When counting the number of journalists killed by the Israeli army since October 2023 in both Gaza and Lebanon, the tally comes to 155—"an unprecedented massacre," according to the roundup.
Multiple journalists were also killed in Pakistan, Bangladesh, Mexico, Sudan, Myanmar, Colombia, and Ukraine, according to the report, and hundreds more were detained and are now behind bars in countries including Israel, China, and Russia.
Meanwhile, in a statement released Thursday, the International Federation of Journalists (IFJ) announced that at least 139 Palestinian journalists and media workers have been killed since the war in Gaza began in 2023, and in a statement released Wednesday, IFJ announced that 104 journalists had perished worldwide this year (which includes deaths from January 1 through December 10).
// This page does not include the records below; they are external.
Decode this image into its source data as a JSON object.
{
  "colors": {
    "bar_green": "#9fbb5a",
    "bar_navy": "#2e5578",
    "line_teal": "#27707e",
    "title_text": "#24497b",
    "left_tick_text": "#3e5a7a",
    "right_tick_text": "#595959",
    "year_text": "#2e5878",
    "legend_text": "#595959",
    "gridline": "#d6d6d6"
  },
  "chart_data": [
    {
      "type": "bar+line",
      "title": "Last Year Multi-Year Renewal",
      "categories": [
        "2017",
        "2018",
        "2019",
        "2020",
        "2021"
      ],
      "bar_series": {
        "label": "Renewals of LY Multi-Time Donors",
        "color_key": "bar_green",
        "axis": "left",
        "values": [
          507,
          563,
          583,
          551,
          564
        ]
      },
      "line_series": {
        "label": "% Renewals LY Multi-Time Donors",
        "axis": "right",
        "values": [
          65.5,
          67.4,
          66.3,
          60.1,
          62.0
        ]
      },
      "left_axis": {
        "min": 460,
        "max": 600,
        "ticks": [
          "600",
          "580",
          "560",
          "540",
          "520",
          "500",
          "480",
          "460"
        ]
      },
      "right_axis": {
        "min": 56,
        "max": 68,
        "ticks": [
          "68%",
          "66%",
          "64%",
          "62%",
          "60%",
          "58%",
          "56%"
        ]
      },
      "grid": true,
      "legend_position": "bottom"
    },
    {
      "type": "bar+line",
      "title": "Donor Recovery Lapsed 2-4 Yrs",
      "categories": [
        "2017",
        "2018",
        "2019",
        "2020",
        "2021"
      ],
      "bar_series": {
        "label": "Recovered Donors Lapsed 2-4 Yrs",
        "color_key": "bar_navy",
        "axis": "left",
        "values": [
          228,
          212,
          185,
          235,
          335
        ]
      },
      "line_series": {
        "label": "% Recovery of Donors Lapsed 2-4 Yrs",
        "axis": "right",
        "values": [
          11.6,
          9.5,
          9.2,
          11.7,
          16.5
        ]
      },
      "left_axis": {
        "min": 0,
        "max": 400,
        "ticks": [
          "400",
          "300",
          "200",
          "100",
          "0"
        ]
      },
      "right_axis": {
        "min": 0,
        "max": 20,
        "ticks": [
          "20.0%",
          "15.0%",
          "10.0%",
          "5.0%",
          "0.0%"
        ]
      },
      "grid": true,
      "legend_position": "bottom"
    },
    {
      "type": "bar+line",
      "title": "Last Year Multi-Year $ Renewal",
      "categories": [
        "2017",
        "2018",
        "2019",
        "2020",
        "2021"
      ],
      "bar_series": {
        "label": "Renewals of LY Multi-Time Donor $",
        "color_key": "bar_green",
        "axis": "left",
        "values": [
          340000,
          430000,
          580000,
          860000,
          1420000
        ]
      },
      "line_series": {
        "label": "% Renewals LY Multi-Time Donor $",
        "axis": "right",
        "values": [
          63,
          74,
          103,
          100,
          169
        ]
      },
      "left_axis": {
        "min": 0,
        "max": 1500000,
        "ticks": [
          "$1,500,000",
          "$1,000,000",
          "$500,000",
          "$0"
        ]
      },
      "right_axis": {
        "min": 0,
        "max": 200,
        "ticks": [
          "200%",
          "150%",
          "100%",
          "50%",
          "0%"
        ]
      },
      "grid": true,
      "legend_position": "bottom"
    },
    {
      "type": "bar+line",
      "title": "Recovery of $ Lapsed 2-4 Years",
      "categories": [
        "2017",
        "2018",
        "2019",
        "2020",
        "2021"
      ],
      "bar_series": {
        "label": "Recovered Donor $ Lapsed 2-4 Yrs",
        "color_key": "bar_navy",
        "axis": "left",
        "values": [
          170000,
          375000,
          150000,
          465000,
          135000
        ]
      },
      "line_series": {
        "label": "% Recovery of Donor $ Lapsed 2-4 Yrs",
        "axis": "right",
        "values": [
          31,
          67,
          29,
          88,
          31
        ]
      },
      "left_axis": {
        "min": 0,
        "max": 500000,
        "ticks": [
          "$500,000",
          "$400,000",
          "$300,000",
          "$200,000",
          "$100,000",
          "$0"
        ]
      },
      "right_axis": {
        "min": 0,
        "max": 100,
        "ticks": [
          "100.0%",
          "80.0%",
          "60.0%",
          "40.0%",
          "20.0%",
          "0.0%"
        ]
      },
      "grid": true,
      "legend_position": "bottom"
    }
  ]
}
IFJ's number for all of 2024 appears to be higher than RSF because RSF is only counting deaths that occurred "on the job or in connection with their work."
IFJ lists out each of the slain journalists in its 139 count, which includes the journalist Hamza Al-Dahdouh, the son of Al Jazeera's Gaza bureau chief, Wael Al-Dahdouh, who was killed with journalist Mustafa Thuraya when Israeli forces targeted their car while they were in northern Rafah in January 2024.